Updated: Sep 23, 2018

A few months ago I wrote a piece for the Irish times about the positives of returning to Ireland. I had an inkling that when I begun looking for work that my experiences about moving home might change. Up until this point I was living a dream, road trips and travelling around Europe. Visiting family and friends and embracing my love of Ireland again. However things did change. Here is the account of my experiences, everyone’s experience is different. This is just how it happened for me. Perhaps due to my naivety and lack of preparation.

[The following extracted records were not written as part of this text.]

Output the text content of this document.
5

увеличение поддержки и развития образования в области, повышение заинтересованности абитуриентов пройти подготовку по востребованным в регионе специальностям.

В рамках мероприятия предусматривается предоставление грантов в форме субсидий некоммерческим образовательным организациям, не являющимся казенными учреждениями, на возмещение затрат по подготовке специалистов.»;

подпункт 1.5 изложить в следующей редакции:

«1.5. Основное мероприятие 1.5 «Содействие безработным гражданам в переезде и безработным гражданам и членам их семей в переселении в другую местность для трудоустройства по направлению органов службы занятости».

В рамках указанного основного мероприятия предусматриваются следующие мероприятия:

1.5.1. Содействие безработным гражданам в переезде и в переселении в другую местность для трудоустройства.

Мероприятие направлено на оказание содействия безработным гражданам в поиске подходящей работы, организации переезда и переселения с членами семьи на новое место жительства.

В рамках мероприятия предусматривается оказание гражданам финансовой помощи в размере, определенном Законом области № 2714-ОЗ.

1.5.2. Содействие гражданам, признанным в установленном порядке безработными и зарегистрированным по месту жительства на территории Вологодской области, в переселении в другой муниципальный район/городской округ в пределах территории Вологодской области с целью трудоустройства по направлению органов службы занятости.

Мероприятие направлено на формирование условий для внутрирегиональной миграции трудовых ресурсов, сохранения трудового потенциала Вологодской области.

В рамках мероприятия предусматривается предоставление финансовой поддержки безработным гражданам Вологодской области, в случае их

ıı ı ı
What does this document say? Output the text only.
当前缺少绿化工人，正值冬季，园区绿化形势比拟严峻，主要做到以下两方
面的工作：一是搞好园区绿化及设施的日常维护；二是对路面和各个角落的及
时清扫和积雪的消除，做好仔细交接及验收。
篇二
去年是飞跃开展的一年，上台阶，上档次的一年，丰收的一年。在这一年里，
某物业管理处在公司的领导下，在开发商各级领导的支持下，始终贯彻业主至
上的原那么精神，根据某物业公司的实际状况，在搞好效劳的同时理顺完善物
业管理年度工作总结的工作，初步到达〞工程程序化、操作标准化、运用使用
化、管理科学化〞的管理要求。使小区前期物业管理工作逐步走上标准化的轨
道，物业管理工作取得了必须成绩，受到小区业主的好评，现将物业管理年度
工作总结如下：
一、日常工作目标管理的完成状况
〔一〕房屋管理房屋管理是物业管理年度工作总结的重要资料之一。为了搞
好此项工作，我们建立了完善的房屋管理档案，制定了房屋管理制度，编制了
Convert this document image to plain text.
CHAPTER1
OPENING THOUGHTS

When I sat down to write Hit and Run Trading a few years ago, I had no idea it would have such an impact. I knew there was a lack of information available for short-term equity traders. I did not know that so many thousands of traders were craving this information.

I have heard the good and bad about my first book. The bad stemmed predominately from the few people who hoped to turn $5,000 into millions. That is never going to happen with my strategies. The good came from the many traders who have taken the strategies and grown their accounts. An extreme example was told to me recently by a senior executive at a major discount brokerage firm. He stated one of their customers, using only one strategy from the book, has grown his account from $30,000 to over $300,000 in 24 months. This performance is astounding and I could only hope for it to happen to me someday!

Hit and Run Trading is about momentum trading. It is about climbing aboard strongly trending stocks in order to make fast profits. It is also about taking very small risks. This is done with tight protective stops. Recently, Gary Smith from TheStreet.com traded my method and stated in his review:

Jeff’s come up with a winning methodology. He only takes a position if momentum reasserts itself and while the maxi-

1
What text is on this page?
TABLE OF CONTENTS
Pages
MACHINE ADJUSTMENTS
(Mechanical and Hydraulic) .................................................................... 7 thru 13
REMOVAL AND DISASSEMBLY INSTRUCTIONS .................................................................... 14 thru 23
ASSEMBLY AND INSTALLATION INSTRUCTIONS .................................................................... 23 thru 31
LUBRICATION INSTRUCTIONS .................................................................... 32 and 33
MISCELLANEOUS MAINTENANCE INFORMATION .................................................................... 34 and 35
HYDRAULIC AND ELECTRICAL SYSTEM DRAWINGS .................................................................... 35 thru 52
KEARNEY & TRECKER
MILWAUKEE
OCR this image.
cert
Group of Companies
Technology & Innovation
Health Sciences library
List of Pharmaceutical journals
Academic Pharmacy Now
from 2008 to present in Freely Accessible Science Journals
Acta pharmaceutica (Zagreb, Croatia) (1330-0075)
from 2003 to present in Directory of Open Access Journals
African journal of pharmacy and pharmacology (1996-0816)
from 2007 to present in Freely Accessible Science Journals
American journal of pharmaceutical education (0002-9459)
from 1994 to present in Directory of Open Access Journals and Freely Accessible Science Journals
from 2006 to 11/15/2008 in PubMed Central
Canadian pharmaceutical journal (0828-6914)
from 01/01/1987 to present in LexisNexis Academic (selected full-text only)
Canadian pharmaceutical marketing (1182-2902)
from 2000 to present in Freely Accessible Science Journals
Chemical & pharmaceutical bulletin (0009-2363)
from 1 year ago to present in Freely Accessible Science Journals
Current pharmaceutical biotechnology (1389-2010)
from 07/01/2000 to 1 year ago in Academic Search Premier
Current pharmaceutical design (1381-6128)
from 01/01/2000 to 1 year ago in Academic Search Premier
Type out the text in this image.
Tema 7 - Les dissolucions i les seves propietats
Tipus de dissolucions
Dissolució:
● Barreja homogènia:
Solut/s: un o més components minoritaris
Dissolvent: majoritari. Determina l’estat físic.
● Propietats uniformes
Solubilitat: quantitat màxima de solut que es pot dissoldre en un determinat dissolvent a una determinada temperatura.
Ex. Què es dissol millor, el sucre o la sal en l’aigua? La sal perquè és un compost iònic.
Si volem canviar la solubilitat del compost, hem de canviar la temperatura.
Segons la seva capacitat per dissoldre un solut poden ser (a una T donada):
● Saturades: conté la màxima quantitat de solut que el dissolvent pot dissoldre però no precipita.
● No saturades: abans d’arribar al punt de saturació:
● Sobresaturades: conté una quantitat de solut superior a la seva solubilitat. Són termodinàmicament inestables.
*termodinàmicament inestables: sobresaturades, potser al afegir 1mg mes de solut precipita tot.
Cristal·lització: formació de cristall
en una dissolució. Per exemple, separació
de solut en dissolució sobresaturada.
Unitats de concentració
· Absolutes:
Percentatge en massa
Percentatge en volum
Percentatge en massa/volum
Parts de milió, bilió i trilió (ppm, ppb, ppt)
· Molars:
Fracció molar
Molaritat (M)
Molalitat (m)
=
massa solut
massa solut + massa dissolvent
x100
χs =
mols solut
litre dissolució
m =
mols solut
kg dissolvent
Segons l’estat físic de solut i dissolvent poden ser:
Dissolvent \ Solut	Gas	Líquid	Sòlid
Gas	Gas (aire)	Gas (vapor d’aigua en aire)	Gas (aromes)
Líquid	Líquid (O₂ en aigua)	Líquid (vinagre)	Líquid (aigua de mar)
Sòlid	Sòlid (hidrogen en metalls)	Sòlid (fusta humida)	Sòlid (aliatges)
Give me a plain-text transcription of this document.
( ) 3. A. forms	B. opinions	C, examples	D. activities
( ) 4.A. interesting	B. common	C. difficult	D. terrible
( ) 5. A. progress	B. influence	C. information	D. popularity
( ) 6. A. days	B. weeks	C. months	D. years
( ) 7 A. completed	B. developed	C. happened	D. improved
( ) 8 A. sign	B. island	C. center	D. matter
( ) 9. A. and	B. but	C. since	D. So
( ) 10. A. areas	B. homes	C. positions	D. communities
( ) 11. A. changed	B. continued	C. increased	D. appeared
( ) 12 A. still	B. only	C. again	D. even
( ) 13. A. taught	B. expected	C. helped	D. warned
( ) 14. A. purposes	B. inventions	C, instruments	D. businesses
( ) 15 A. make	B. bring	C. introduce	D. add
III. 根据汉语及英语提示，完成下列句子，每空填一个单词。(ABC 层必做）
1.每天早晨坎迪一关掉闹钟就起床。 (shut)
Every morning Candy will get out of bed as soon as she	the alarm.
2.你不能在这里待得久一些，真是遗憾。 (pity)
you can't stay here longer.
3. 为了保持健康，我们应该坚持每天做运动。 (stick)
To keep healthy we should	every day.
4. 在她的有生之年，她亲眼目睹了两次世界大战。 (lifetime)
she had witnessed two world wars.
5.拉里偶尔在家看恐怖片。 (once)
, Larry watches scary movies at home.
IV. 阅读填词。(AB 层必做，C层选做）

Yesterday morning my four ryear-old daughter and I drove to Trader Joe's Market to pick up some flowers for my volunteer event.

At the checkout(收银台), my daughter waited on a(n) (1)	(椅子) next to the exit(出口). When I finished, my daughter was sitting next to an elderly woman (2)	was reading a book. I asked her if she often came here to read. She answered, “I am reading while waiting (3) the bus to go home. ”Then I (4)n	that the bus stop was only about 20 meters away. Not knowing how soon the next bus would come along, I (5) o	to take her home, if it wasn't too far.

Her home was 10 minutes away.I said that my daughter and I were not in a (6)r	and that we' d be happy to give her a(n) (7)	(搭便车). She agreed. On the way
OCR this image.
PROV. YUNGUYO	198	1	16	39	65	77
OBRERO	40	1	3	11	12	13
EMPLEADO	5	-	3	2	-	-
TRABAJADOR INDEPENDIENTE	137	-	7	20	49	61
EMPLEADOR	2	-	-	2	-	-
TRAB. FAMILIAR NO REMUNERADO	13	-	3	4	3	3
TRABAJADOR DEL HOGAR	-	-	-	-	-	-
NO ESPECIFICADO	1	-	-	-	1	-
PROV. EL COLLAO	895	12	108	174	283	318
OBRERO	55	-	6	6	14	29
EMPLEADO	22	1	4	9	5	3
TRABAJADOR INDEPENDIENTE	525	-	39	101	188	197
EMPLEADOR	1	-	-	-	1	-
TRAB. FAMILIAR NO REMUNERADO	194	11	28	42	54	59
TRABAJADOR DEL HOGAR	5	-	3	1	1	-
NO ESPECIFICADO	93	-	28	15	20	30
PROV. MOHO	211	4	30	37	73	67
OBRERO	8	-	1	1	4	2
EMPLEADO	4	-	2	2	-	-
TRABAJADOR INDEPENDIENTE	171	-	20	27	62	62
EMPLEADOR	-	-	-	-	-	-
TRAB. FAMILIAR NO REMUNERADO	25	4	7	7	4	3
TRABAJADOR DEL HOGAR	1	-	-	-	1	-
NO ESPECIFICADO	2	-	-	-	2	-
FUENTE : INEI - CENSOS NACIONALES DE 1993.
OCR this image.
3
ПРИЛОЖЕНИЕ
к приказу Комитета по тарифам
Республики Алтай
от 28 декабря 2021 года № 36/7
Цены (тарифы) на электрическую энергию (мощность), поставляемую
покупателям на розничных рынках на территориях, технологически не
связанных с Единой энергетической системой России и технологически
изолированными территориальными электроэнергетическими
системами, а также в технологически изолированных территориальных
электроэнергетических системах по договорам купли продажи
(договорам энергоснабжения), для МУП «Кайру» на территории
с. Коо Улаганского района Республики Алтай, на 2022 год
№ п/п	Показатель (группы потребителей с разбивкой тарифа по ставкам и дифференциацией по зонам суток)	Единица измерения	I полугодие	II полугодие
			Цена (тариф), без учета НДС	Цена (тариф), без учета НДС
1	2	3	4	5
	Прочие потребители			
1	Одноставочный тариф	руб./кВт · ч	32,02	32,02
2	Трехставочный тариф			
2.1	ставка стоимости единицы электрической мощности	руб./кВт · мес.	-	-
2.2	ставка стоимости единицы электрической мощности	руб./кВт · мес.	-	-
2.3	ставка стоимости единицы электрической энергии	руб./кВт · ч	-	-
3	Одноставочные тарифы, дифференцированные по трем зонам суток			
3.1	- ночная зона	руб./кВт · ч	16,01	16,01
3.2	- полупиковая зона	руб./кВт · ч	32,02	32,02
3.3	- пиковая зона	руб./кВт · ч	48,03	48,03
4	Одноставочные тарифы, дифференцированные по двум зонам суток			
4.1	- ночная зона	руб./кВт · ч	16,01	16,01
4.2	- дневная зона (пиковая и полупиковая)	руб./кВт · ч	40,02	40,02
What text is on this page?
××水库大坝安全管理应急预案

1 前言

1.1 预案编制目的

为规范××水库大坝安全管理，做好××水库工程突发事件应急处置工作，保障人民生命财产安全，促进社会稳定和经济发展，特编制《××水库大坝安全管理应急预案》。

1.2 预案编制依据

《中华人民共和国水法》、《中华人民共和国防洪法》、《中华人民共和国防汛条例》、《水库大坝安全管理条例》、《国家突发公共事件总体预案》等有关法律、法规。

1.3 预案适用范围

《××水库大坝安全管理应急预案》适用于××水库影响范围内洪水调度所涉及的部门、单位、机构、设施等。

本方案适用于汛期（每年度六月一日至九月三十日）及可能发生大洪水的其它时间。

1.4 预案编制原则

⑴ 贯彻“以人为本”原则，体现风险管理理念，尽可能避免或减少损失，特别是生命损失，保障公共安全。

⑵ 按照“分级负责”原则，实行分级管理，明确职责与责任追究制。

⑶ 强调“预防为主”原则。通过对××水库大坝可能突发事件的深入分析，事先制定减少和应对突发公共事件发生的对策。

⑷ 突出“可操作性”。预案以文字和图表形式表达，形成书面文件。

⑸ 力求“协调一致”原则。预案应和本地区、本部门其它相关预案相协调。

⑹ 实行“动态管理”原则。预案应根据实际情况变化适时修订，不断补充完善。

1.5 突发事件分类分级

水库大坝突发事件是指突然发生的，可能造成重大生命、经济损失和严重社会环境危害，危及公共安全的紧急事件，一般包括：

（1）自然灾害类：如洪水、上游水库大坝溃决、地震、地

‘One’s attitude is the difference between an ordeal and an adventure’. One of the most profound pieces of advice I have ever received. Simple but needed with all the uncertainty travel and living abroad can bring. Luckily, I love adventures and definitely have a ‘win or learn’ mentality. I have zero regrets about my move home to Ireland. The move has been nothing less than an adventure. An adventure where I have learned so much about myself ,my career, my long term life plans and what life is really going to be like in Ireland. I had to come back to Ireland to learn all of these things.


When I returned from my travels in August I was clear about what I wanted and needed. I wanted to live on the west coast of Ireland and have my own place. At 29 and after ten years of house sharing. I was over it . I wanted to have my own home. Also I had my idea of my ideal career and job in Ireland. Ideas of travelling to parts of Europe every few months and having an income to both save for the future and travel. In order to get this I manifested what I desired, sent it out to the universe, stayed positive and visioned my life as I wanted it. I applied for numerous jobs that I was interested in, telling myself I have to have a good chance of getting one. Days spent applying for jobs that I knew I was capable of and had experience in.


So what happened next. Well the adventure really begun. After a few months I began to realise I had been a blind optimist. I was afraid to be negative about moving home. I didn’t want to be the person who was home sick in Australia then back in Ireland and being negative too. I thought that constant positive thoughts and affirmations would get me through the difficulties. What I have realised is that being negative and realistic are two different things.


So what are the realistic things I was blinded by:


I have moved back to a country where I have no experience in my profession. All my post- grad experience is from Australia. In Australia I worked very hard to build my career. I returned home and had to start from scratch. In Australia I never went for an interview and didn’t get the job. In Ireland I did one application to the next to the next…and nothing. Not an acknowledgement of the application nor an interview, nothing. After four years of extensive work in Australia it was tough getting nothing back. I felt like I was a new graduate again. Yes there are jobs in Ireland but I had no idea how competitive it is and forgot how educated and skilled everyone is here.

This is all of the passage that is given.